Генделев — ему сорок — был в своем поколении не первым и не вторым, а, скажем, седьмым, одиннадцатым, шестнадцатым. Тем не менее как поэт он состоялся. В отличие от второго, десятого, пятнадцатого и почти всех остальных. Отъезд в Израиль, тамошние реальные трудности, подлинное, а не придуманное одиночество, служба в армии и война в Ливане (а в какой-то мере, конечно, и поездки по миру, в какой-то мере и легкость с публикациями) дали ему то, что отсутствует у большинства его сверстников и былых земляков, — судьбу, путь, вынужденное, но потому вдвойне заслуженное мужество. Паниковский процентов на восемьдесят превратился в Остапа Бендера.

И стихи его — израильские вариации на киплинговскую тему и на киплинговские ритмы, — написанные по-русски и не только для новых соотечественников, но и для былых соперников по петербуржской поэзии, обладают самодостаточностью, прелестью и новизной» (26.10.91).

«Полина Беспрозванная живет словно по американским стандартам. На берегу океана. В маленьком городке. У нее трое детей. И работа в Кольском филиале АН СССР. И два крошечных сборника стихов, изданные американскими тиражами: пять и две тысячи экземпляров. И широкая известность у пяти-шести питерцев и двух-трех москвичей.

А ведь мерзко, должно быть, в северном городе Апатиты! Да и троих детей воспитывать в наших условиях — подвиг. Да и Мурманское книжное издательство — это, согласитесь, не „Ардис“. Мудрено ли, что стихи Полины практически не доходят до читателя? Мудрено, что она вообще их пишет.

13 декабря этого года исполняется двадцать лет со дня гибели руководителя литературного клуба „Дерзание“ Алексея Адмиральского. А питомцы этого клуба только начинают публиковаться. Не в последнюю очередь это объясняется и тем, что здесь учили — и учились — писать и жить честно.

Полина — воспитанница клуба. Она принадлежит к тому же поколению, что и представленные уже в антологии Николай Голь и Геннадий Григорьев. И не прерывала с ними и еще кое с кем из наших земляков душевного и творческого контакта.

Ее крошечные сборники не похожи друг на друга. То ли это два периода творчества, то ли (скорее) разница объясняется тем, что первый вышел шесть лет назад, а второй — в прошлом году, когда цензура устала, как караул Учредительного собрания. Впрочем, ничего крамольного и по давним меркам в стихах Полины нет. Кроме, разве что, не модных еще в ту пору медитаций на религиозные темы. Рецензентом обоих сборников (то есть человеком, благословившим их на издание) выступал Александр Кушнер, и мне приятно отметить, что он сделал доброе дело.

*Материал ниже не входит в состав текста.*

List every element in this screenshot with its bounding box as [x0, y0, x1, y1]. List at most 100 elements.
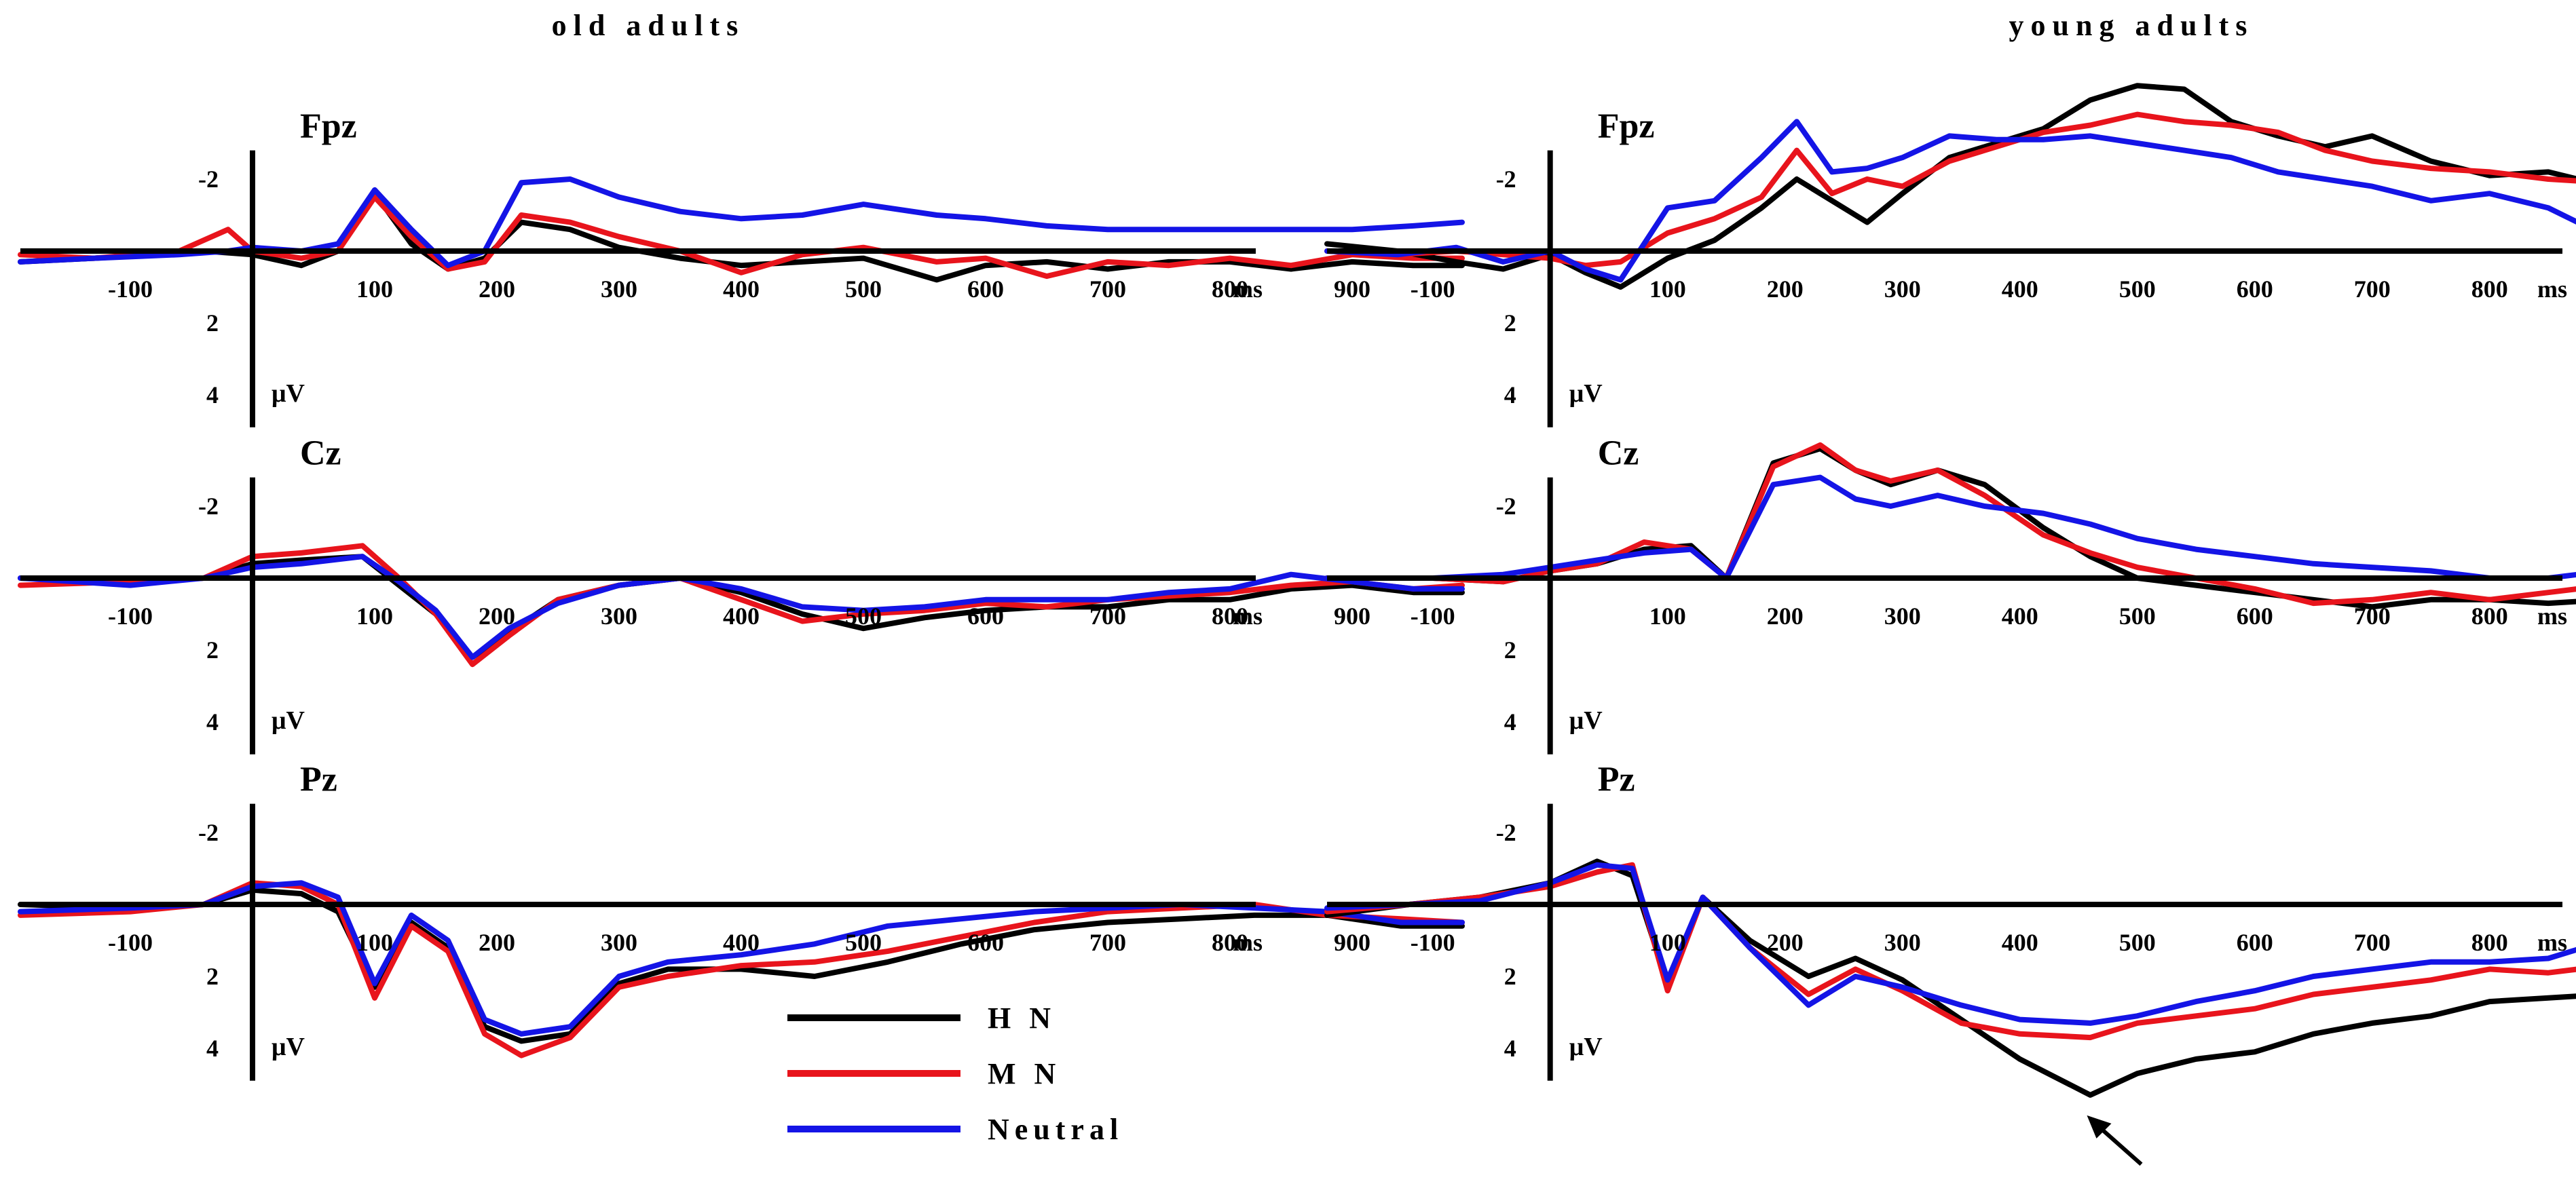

Замкнутость, одинокость духовного мира, почти мономира, ледяной простор Заполярья и традиционная питерская культура — вот три точки, соединив которые линией можно получить некую условную геометрическую фигуру, тождественную творчеству поэтессы. Некоторая небрежность, несделанность отдельных слов и строк, невнятность иных замыслов идут, мне кажется, не от провинциализма или, допустим, непрофессионализма, а от трепета перед „последней прямотой“ (по слову Мандельштама), помноженного на тютчевское неверие в адекватность „изреченной мысли“» (9.11.91).

«В одних странах принято левостороннее движение, в других — правостороннее, и ничего — ездят… Когда началась перестройка, люди поумней сразу же вспомнили и применили к горбачевским новациям давний анекдот: используя положительный опыт Запада, мы, в порядке эксперимента, переводим на левостороннее движение второй и четвертый таксопарк…

Результаты чего видны сегодня всем.

Не лучше сложились дела и с отечественной словесностью, отечественной культурой. Индивидуальной метафорой чего является, в частности, не только судьба, но и место жительства поэта Петра Чейгина. Живет он в центре города — на бывшей Итальянской, потом — Ракова (кто такой этот Раков?). Сейчас по нечетной стороне она называется Итальянской, по четной — Ракова. Так, пятясь раком, вползаем мы в Италию Ариоста, уже порядочно охрипшего, а власть по-прежнему отвратительна, как руки брадобрея.

Петр Чейгин — поэт видный, а человек странный. Мягко говоря. Впрочем, с большим недоверием следует относиться к „нормальным людям“ во пророках, то бишь во поэтах: лгут они, лукавят, не стихи пишут, а лобзиком выпиливают.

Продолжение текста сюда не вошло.